One of the fundamental things going wrong in these worries, I believe, is that the worriers are making the mistake of passing over the question of sense, and going straight for the question of truth. A similar thing occurs when writers opposed to Platonism about mathematical objects go all autobiographical and tell us that they find the view 'wildly implausible' or the like.

In both sorts of cases – incredulity about facts, or particular sorts of facts, and incredulity about the mind-independent existence of mathematical objects – the worriers are onto something, some problem in their way of looking at things, and perhaps that of others (such as quasi-mysterian metaphysicians embracing facts and numbers with a lot of hocus pocus). But they mistakenly read it into the forms of expression which gave rise to their misunderstandings – forms which in themselves are not guilty. They then make the mistake of, instead of clarifying how these forms really work, what they really mean, casting doubt on the truth of what they may be used to say.

This is very clear in Russell's remarks above. ('I would not lay too much stress on what strikes one as plausible: it is not a thing you can rely on altogether', 'I really only ask that you should not dogmatize.
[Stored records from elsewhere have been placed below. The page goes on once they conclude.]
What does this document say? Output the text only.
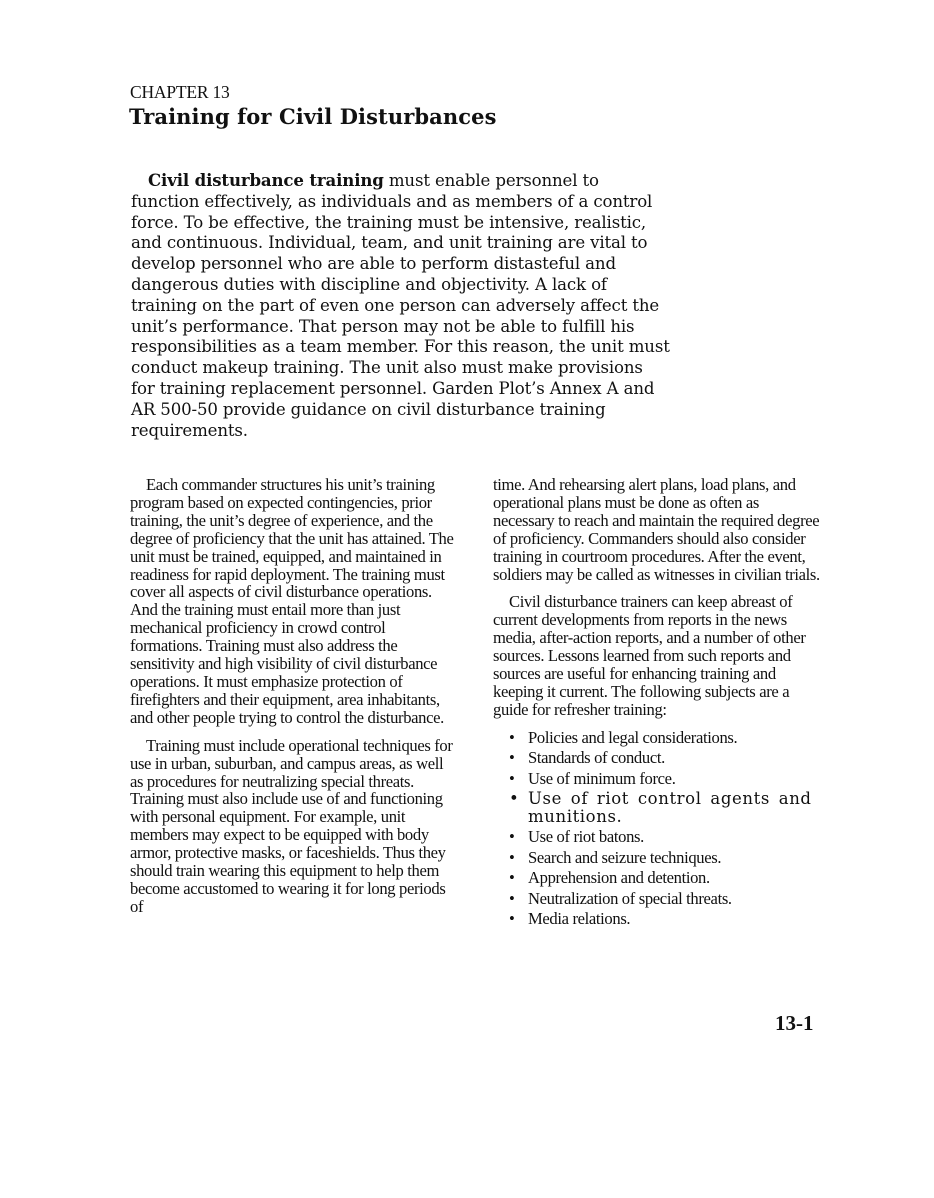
CHAPTER 13
Training for Civil Disturbances

Civil disturbance training must enable personnel to function effectively, as individuals and as members of a control force. To be effective, the training must be intensive, realistic, and continuous. Individual, team, and unit training are vital to develop personnel who are able to perform distasteful and dangerous duties with discipline and objectivity. A lack of training on the part of even one person can adversely affect the unit’s performance. That person may not be able to fulfill his responsibilities as a team member. For this reason, the unit must conduct makeup training. The unit also must make provisions for training replacement personnel. Garden Plot’s Annex A and AR 500-50 provide guidance on civil disturbance training requirements.

Each commander structures his unit’s training program based on expected contingencies, prior training, the unit’s degree of experience, and the degree of proficiency that the unit has attained. The unit must be trained, equipped, and maintained in readiness for rapid deployment. The training must cover all aspects of civil disturbance operations. And the training must entail more than just mechanical proficiency in crowd control formations. Training must also address the sensitivity and high visibility of civil disturbance operations. It must emphasize protection of firefighters and their equipment, area inhabitants, and other people trying to control the disturbance.

Training must include operational techniques for use in urban, suburban, and campus areas, as well as procedures for neutralizing special threats. Training must also include use of and functioning with personal equipment. For example, unit members may expect to be equipped with body armor, protective masks, or faceshields. Thus they should train wearing this equipment to help them become accustomed to wearing it for long periods of

time. And rehearsing alert plans, load plans, and operational plans must be done as often as necessary to reach and maintain the required degree of proficiency. Commanders should also consider training in courtroom procedures. After the event, soldiers may be called as witnesses in civilian trials.

Civil disturbance trainers can keep abreast of current developments from reports in the news media, after-action reports, and a number of other sources. Lessons learned from such reports and sources are useful for enhancing training and keeping it current. The following subjects are a guide for refresher training:

• Policies and legal considerations.
• Standards of conduct.
• Use of minimum force.
• Use of riot control agents and munitions.
• Use of riot batons.
• Search and seizure techniques.
• Apprehension and detention.
• Neutralization of special threats.
• Media relations.

13-1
I do not say positively that there are, but there may be.' All of this suggests a difficult factual question - none of it suggests any difficulty with our understanding of what we are saying.)
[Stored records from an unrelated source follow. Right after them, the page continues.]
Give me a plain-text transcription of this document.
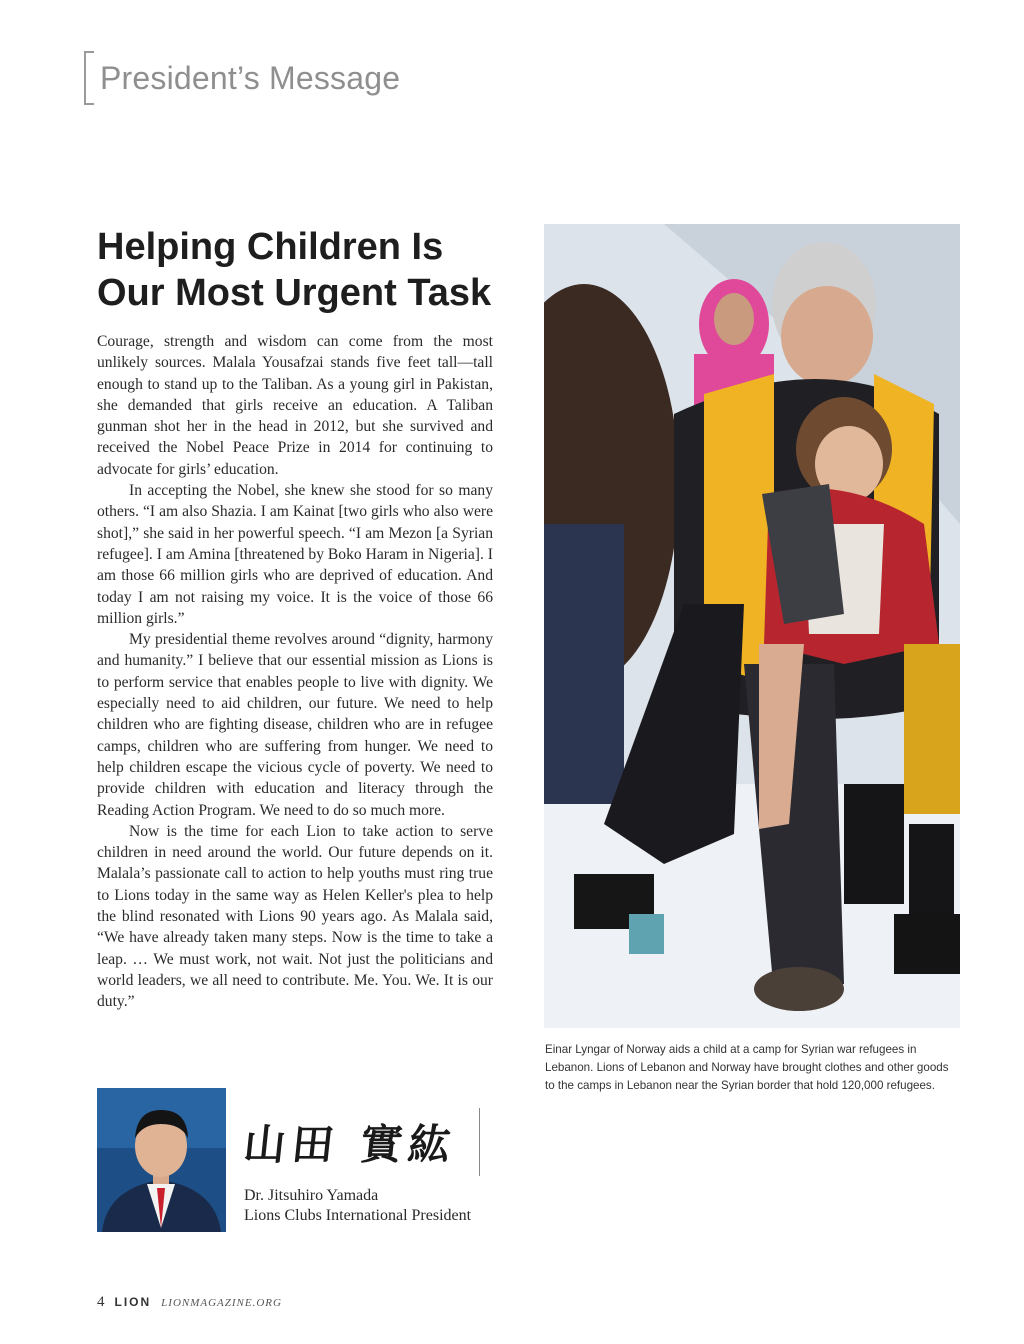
President’s Message
Helping Children Is
Our Most Urgent Task

Courage, strength and wisdom can come from the most unlikely sources. Malala Yousafzai stands five feet tall—tall enough to stand up to the Taliban. As a young girl in Pakistan, she demanded that girls receive an education. A Taliban gunman shot her in the head in 2012, but she survived and received the Nobel Peace Prize in 2014 for continuing to advocate for girls’ education.

In accepting the Nobel, she knew she stood for so many others. “I am also Shazia. I am Kainat [two girls who also were shot],” she said in her powerful speech. “I am Mezon [a Syrian refugee]. I am Amina [threatened by Boko Haram in Nigeria]. I am those 66 million girls who are deprived of education. And today I am not raising my voice. It is the voice of those 66 million girls.”

My presidential theme revolves around “dignity, harmony and humanity.” I believe that our essential mission as Lions is to perform service that enables people to live with dignity. We especially need to aid children, our future. We need to help children who are fighting disease, children who are in refugee camps, children who are suffering from hunger. We need to help children escape the vicious cycle of poverty. We need to provide children with education and literacy through the Reading Action Program. We need to do so much more.

Now is the time for each Lion to take action to serve children in need around the world. Our future depends on it. Malala’s passionate call to action to help youths must ring true to Lions today in the same way as Helen Keller's plea to help the blind resonated with Lions 90 years ago. As Malala said, “We have already taken many steps. Now is the time to take a leap. … We must work, not wait. Not just the politicians and world leaders, we all need to contribute. Me. You. We. It is our duty.”

Einar Lyngar of Norway aids a child at a camp for Syrian war refugees in Lebanon. Lions of Lebanon and Norway have brought clothes and other goods to the camps in Lebanon near the Syrian border that hold 120,000 refugees.
山田 實紘
Dr. Jitsuhiro Yamada
Lions Clubs International President
4 LION LIONMAGAZINE.ORG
What I am saying here is reminiscent of the following remarks of Wittgenstein's:

PI: 194. When we do philosophy we are like savages, primitive people, who hear the expressions of civilized men, put a false interpretation on them, and then draw the queerest conclusions from it. (PI.)
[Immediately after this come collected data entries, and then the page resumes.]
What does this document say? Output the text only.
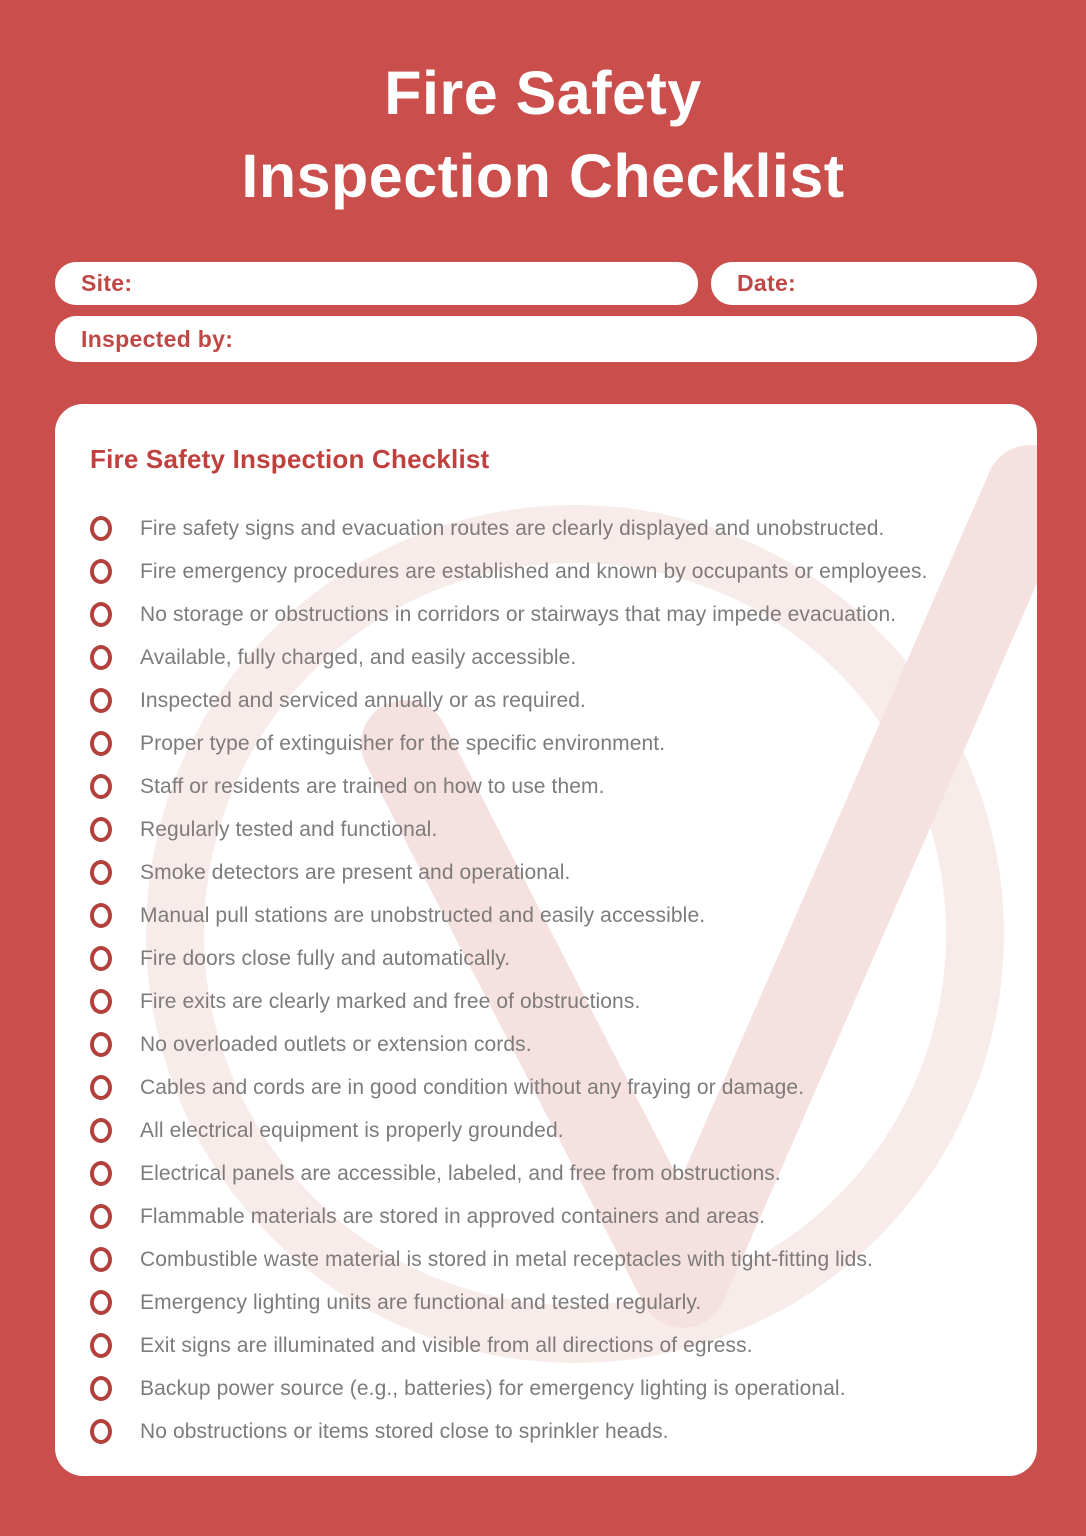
Fire Safety
Inspection Checklist
Site:	Date:
Inspected by:
Fire Safety Inspection Checklist
Fire safety signs and evacuation routes are clearly displayed and unobstructed.
Fire emergency procedures are established and known by occupants or employees.
No storage or obstructions in corridors or stairways that may impede evacuation.
Available, fully charged, and easily accessible.
Inspected and serviced annually or as required.
Proper type of extinguisher for the specific environment.
Staff or residents are trained on how to use them.
Regularly tested and functional.
Smoke detectors are present and operational.
Manual pull stations are unobstructed and easily accessible.
Fire doors close fully and automatically.
Fire exits are clearly marked and free of obstructions.
No overloaded outlets or extension cords.
Cables and cords are in good condition without any fraying or damage.
All electrical equipment is properly grounded.
Electrical panels are accessible, labeled, and free from obstructions.
Flammable materials are stored in approved containers and areas.
Combustible waste material is stored in metal receptacles with tight-fitting lids.
Emergency lighting units are functional and tested regularly.
Exit signs are illuminated and visible from all directions of egress.
Backup power source (e.g., batteries) for emergency lighting is operational.
No obstructions or items stored close to sprinkler heads.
Zettel: 450. One who philosophizes often makes the wrong, inappropriate gesture for a verbal expression.

451. (One says the ordinary thing—with the wrong gesture.)

This idea of 'saying the ordinary thing with the wrong gesture' gives us a way of thinking about what is going on when the mysterian metaphysician and the worried doubter alike use the forms which give rise to these worries.

Russell's colourful talk of facts 'going about' in 'the actual, objective world' as it were expresses just such a wrong gesture, putting cues for it into the words themselves, so that the words themselves become more inherently misleading.

The treatment I suggest for these residual worries about facts, then, is the same sort of treatment instanced in this passage in the Investigations (where the topic is not fact-talk, but our inclination to say that, when we have grasped the meaning of an expression, its use is then 'present', or 'determined'):

195. “But I don't mean that what I do now (in grasping a sense) determines the future use causally and as a matter of experience, but that in a queer way, the use itself is in some sense present.”--But of course it is, “in some sense”! Really the only thing wrong with what you say is the expression “in a queer way”. The rest is all right; and the sentence only seems queer when one imagines a different language-game for it from the one in which we actually use it. (Someone once told me that as a child he had been surprised that a tailor could 'sew a dress'--he thought this meant that a dress was produced by sewing alone, by sewing one thread onto another.)

When we fail to look sufficiently closely, in a sufficiently unprejudiced way, at the way fact-talk works, we assimilate its working with that of other talk we know, and it looks funny to us. We sometimes react by doubting that there really are facts, or that there really are certain kinds of facts. But we may also react with an overly thin and superficial deflationism, which doesn't do sufficient justice to the real office of fact-talk.

References

Bertrand Russell (1985). The Philosophy of Logical Atomism. Open Court.
Ludwig Wittgenstein (2003). Philosophical Investigations: The German Text, with a Revised English Translation. Blackwell.
Ludwig Wittgenstein (1967). Zettel. Oxford, Blackwell.